Onschendbare, voortdurende en eeuwige vrede
De vrede in Breda werd uitbundig gevierd. Een ‘Onschendbare, voortdurende en eeuwige vrede’ heette het. Helaas, vijf jaar later bleek de Vrede van Breda voor de belangrijkste ondertekenaars van weinig waarde: Frankrijk, Engeland en twee Duitse bisdommen vielen de Republiek binnen.
Vreugdetekenen voor het logement Hrn Staten ambassadeurs, fragment uit: Vrede van Breda, 1667, Romeyn de Hooghe, 1667. Collectie Rijksmuseum
Wanneer de macht van de Franse koning toeneemt, onderkent ook Karel II (Charles II) het gevaar van een te sterk Frankrijk op het Europese continent. Karel besluit toenadering te zoeken tot de Republiek.
In december 1667 stuurt hij William Temple naar Den Haag om voorstellen te doen voor een samenwerkingsverbond. Dit leidde in januari 1668 tot het sluiten van de Triple Alliantie tussen Engeland, Zweden en de Republiek. Deze drie landen zouden gezamenlijk proberen om tussen de oorlogvoerende landen (Spanje, Frankrijk en Portugal) te bemiddelen. Het doel was een einde te maken aan hun onderlinge strijd en aan de opmars van Lodewijk XIV. Ze stelden Lodewijk een ultimatum en namen in een geheime clausule op dat ze hem (indien nodig) met militair geweld zouden dwingen dat te aanvaarden.
Johan de Witt
Johan de Witt heeft lang geaarzeld voor hij het verdrag ondertekende. Moest hij wel de trouwe bondgenoot Frankrijk inruilen voor het weinig standvastige Engeland? Engeland, de grote handelsrivaal van de Republiek? Omwille van ‘het grote werck’, zoals hij de situatie in de Spaanse Nederlanden noemde, had hij echter geen keus. Lodewijks aanval in de Zuidelijke Nederlanden dwong de Republiek tot een reactie. Het gevaar van een sterke Franse macht aan de zuidgrens van de Republiek was te groot. Noodgedwongen moest De Witt dus zijn heil zoeken bij Engeland.

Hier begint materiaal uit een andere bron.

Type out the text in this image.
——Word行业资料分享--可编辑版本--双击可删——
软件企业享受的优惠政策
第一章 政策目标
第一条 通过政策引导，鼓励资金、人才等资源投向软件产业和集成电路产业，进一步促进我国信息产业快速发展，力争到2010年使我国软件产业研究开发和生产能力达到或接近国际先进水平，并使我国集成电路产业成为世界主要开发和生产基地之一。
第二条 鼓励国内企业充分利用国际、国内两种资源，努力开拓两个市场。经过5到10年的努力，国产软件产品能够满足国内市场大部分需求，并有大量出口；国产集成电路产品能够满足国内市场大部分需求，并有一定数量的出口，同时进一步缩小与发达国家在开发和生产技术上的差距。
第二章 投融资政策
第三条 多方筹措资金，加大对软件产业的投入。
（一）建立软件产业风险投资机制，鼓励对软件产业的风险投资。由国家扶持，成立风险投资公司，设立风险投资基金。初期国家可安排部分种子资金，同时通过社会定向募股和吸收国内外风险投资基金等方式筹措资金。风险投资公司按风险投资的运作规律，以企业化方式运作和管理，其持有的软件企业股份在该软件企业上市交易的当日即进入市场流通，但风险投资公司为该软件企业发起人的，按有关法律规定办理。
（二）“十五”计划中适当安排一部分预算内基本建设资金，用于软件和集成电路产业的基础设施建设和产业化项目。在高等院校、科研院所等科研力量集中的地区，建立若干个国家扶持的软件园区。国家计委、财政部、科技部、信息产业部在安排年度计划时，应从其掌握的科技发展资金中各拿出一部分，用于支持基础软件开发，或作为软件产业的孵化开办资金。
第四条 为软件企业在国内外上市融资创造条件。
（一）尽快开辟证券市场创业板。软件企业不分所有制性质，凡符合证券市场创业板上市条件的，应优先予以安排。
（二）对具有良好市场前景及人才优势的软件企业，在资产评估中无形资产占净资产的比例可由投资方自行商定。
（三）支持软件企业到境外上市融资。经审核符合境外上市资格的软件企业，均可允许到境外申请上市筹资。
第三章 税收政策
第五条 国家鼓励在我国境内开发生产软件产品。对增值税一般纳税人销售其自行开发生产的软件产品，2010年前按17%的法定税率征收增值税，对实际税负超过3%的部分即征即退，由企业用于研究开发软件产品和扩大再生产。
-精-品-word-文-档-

Naast de handelsrivaliteit en de dreiging van Lodewijks XIV was er nog een factor van belang in de verhouding tussen de Republiek en Engeland, namelijk de positie van prins Willem III.
De Zweden
Dat Zweden de derde partner werd lijkt niet zo voor de hand te liggen, maar de Zweden hadden al een behulpzame rol gespeeld als onafhankelijk voorzitter bij de Vrede van Breda (1667). Zweden was zelf met een grote expansie bezig en wilde daarom graag zowel een bondgenootschap met Engeland als met de Republiek ten koste van Denemarken.
Het geloof
Niet onvermeld mag blijven dat deze drie landen ook in religieuze zin iets gemeenschappelijks hadden: alle drie waren ze Rome (de katholieke kerk) afgevallen: Zweden was Luthers, Engeland was Anglicaans en de Republiek was overwegend Calvinistisch.
Prins Willem III werd op 4 november 1650 onder een slecht gesternte geboren. Acht dagen eerder was zijn vader stadhouder Willem II op 24-jarige leeftijd onverwachts aan de pokken overleden. De dood van Willem II was een grote slag voor de Oranjes en de Oranjegezinden. Maar Johan de Witt en de staatsgezinden zagen hun kans schoon om de macht van de Oranjes in te perken. Het stadhouderschap en de functie van kapitein-generaal (opperbevelhebber) van het Staatse leger was een min of meer erfelijk privilege geworden voor de Prinsen van Oranje. Dit was dé gelegenheid om daar paal en perk aan te stellen.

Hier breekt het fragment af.